“It's tough,” COS softball player Ashley Cox said. “Sports fill up my schedule every day.”

The coronavirus has impacted many lives in many different ways. Four sophomore athletes from the College of the Siskiyous who had their softball or track and field seasons suspended due to the COVID-19 outbreak spoke of their feelings when the news hit home.

Thursday, the California Community College Athletic Association (CCCAA) Board of Directors voted to immediately postpone practices outside of regularly scheduled classes. Competition for all spring sports, as well as any and all nontraditional sports seasons, were called off indefinitely.

When the Golden Valley Conference softball season ended prematurely,  Ashley Cox, a Yreka High graduate, was winning the triple crown: as she led the league in batting average and runs batted in, and was tied for the lead in home runs.

She hasn’t lined up a school to transfer to next year. “I’m looking at a couple of division 2 schools and a small division 1 school,” she said.
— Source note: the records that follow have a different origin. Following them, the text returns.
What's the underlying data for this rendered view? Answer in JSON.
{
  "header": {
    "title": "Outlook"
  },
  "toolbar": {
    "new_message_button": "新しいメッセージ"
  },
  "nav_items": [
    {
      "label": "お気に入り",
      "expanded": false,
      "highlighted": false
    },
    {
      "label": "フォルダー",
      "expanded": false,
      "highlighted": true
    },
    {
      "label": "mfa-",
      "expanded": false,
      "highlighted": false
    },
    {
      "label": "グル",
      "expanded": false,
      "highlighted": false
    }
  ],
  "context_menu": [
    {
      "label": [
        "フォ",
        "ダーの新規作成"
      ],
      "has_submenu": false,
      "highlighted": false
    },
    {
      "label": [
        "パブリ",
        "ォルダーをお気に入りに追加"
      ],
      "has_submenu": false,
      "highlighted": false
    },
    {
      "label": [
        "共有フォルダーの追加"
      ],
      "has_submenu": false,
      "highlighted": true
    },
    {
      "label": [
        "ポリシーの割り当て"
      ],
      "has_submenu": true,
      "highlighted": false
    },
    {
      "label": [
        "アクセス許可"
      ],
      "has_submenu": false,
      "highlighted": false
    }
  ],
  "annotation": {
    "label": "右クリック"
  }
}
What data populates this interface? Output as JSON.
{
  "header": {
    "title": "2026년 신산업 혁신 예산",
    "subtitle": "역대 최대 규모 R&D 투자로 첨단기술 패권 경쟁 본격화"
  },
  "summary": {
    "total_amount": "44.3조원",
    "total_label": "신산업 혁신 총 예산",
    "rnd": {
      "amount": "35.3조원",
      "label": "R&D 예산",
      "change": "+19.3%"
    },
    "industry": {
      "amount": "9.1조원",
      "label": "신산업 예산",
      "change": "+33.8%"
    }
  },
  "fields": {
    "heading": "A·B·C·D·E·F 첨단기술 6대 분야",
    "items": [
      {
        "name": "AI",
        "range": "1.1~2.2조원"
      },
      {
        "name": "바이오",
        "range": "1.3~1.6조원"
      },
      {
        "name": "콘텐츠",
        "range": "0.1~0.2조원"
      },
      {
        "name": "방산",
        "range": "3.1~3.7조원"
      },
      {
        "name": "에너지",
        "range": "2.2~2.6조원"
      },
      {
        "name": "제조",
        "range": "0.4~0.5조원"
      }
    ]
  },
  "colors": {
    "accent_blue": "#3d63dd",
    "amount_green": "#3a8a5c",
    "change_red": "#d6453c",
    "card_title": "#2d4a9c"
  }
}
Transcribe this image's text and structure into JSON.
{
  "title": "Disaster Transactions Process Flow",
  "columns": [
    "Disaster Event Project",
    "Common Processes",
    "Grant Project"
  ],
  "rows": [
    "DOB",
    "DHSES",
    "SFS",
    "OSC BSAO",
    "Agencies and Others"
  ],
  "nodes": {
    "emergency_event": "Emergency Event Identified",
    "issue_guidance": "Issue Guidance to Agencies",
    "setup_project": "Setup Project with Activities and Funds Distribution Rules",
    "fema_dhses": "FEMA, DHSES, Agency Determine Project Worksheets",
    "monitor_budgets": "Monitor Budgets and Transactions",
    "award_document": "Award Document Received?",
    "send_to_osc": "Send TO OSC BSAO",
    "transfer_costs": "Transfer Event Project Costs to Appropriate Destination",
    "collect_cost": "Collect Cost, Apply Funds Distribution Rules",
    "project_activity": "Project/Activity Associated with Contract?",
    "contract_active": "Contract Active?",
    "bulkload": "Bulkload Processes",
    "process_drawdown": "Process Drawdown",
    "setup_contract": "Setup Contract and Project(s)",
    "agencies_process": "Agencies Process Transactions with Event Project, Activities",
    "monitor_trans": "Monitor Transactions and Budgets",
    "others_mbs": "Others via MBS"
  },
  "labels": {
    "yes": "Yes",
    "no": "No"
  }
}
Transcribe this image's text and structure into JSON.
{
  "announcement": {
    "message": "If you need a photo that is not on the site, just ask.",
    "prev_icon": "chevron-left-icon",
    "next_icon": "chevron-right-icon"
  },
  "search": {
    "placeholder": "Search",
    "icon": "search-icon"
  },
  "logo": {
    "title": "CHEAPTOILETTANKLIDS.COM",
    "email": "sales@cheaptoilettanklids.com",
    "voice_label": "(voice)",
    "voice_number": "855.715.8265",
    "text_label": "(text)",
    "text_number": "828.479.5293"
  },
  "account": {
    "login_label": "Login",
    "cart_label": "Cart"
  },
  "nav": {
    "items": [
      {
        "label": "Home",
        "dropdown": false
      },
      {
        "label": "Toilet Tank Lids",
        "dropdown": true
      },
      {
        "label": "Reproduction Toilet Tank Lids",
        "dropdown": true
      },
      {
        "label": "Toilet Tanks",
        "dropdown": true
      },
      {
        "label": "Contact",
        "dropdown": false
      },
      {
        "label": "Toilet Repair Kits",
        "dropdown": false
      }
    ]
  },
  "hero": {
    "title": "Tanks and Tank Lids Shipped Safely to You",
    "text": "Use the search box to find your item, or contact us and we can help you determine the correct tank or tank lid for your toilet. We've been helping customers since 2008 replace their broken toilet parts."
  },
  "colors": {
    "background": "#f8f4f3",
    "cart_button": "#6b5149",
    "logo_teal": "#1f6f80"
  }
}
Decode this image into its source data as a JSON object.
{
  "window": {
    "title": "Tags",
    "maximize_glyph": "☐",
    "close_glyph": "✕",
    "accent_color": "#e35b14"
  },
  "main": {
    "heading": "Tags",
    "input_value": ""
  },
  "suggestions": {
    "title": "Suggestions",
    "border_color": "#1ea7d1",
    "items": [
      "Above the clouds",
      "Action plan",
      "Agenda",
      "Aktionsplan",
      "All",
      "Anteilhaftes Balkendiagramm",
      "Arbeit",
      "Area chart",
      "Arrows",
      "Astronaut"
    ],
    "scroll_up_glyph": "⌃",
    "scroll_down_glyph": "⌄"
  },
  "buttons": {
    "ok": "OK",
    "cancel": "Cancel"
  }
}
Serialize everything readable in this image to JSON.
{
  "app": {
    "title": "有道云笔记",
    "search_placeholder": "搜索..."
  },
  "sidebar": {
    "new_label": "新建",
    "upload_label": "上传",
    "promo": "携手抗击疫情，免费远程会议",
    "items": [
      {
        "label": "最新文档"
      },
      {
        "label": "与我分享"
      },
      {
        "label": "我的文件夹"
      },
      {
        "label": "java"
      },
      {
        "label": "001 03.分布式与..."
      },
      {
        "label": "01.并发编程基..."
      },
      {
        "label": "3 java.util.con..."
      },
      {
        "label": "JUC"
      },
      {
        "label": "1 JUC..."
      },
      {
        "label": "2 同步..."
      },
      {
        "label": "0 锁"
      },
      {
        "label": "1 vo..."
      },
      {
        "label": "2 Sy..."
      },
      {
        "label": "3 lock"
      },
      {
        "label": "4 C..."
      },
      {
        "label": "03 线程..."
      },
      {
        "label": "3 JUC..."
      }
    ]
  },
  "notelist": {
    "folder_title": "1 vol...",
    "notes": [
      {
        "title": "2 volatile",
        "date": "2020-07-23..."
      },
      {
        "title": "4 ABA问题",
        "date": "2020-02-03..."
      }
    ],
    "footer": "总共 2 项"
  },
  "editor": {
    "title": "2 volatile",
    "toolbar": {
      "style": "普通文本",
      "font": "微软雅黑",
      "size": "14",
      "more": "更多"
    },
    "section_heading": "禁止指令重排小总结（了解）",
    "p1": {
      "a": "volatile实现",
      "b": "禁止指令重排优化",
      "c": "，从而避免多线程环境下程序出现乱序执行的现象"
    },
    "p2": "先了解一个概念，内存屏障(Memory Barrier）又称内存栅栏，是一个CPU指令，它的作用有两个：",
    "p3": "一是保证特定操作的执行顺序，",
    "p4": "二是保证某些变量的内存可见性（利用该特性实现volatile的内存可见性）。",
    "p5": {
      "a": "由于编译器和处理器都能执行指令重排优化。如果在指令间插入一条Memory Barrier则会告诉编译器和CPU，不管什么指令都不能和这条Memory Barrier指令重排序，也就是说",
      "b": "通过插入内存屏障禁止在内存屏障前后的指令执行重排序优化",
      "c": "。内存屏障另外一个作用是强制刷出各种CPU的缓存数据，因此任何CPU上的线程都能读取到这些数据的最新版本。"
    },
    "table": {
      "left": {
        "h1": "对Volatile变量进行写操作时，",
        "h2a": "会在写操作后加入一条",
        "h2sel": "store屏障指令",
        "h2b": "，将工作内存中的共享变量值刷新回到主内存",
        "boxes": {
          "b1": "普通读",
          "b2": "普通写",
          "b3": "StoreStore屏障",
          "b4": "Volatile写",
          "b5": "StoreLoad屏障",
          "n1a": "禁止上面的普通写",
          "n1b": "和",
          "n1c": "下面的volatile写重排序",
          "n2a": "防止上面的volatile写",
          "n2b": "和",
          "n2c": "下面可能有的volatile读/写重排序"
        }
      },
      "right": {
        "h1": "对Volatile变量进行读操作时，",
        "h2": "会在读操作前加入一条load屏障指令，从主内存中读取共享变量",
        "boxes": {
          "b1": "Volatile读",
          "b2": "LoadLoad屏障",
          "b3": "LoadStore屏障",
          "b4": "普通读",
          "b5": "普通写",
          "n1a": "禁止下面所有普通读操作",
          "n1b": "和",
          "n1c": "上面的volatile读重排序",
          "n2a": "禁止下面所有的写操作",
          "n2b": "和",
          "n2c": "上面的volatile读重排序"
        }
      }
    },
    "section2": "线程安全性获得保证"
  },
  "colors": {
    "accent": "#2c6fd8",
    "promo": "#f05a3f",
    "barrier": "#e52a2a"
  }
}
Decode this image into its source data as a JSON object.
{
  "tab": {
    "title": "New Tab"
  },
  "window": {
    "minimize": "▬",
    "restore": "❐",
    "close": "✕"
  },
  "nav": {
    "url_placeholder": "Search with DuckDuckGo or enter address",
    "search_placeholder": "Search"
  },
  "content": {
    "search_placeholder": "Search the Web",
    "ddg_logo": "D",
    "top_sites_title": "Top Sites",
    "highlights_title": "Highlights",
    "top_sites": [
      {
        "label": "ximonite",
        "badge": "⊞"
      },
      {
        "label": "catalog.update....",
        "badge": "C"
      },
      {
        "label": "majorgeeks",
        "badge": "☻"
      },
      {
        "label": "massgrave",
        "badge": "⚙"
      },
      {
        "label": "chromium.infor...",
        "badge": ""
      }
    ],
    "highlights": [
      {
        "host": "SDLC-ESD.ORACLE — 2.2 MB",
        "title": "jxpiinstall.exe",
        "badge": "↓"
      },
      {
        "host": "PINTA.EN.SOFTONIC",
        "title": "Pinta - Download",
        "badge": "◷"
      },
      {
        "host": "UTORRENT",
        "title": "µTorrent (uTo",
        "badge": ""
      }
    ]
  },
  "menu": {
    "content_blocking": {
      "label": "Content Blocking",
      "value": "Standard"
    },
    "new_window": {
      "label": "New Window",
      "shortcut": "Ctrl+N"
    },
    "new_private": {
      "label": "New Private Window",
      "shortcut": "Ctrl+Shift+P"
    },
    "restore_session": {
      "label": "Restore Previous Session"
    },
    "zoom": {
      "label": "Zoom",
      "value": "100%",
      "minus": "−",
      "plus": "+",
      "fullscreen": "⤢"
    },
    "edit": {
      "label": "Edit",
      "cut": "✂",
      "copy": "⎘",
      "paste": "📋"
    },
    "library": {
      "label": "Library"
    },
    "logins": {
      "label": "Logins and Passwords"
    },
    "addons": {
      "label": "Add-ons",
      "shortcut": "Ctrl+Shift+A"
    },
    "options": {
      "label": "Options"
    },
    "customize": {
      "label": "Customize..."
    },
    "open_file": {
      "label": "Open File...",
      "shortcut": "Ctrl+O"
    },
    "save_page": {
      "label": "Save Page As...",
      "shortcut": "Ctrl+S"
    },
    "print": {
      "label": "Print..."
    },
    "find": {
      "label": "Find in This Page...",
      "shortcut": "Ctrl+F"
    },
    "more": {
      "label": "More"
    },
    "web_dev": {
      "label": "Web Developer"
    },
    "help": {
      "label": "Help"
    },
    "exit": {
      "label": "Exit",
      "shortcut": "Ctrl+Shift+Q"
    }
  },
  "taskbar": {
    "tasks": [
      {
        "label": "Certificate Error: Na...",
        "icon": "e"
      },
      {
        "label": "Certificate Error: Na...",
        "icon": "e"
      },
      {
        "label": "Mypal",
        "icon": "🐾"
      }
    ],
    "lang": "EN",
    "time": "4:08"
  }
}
She’s talked to coaches but has yet to choose a school. Finishing the season would have padded her resume.

Cox played volleyball and basketball at a high level but knows that softball is her best sport and the one she’ll pursue as she furthers her education. She credits her father, COS softball coach Jon Cox, with instilling in her a love of the game. “I play for my dad.”

Her last two likely games for COS, a doubleheader sweep of Shasta College in which they scored 23 runs, were “the best we played all year. We all played with all of our heart.”

“It’s tough,” she said, “sports fill up my schedule every day.”

For fellow softballer, Carson Dickinson, an Etna High grad, the cancellation was “heartbreaking. The team put in so much time and now it’s torn away.” Like all the athletes we interviewed she recognized that ending the season was a measure that had to be taken, but that didn’t make it any easier.

“We did a lot of team bonding this year.,” she said. “We wanted to make the playoffs,.  This was not a far-fetched possibility with the Eagles riding a 6-game winning streak and coming off two wins in their GVC opening games.

“That was the last we’ll ever get to play together,” she lamented.

She’ll attend Southern Oregon University next year where she’ll eschew softball and concentrate on her studies in health and physical education.

Dominique Navarrette won the discus throw in the 2019 California Community College State Track and Field Meet as a freshman. He won’t get the chance to defend his title.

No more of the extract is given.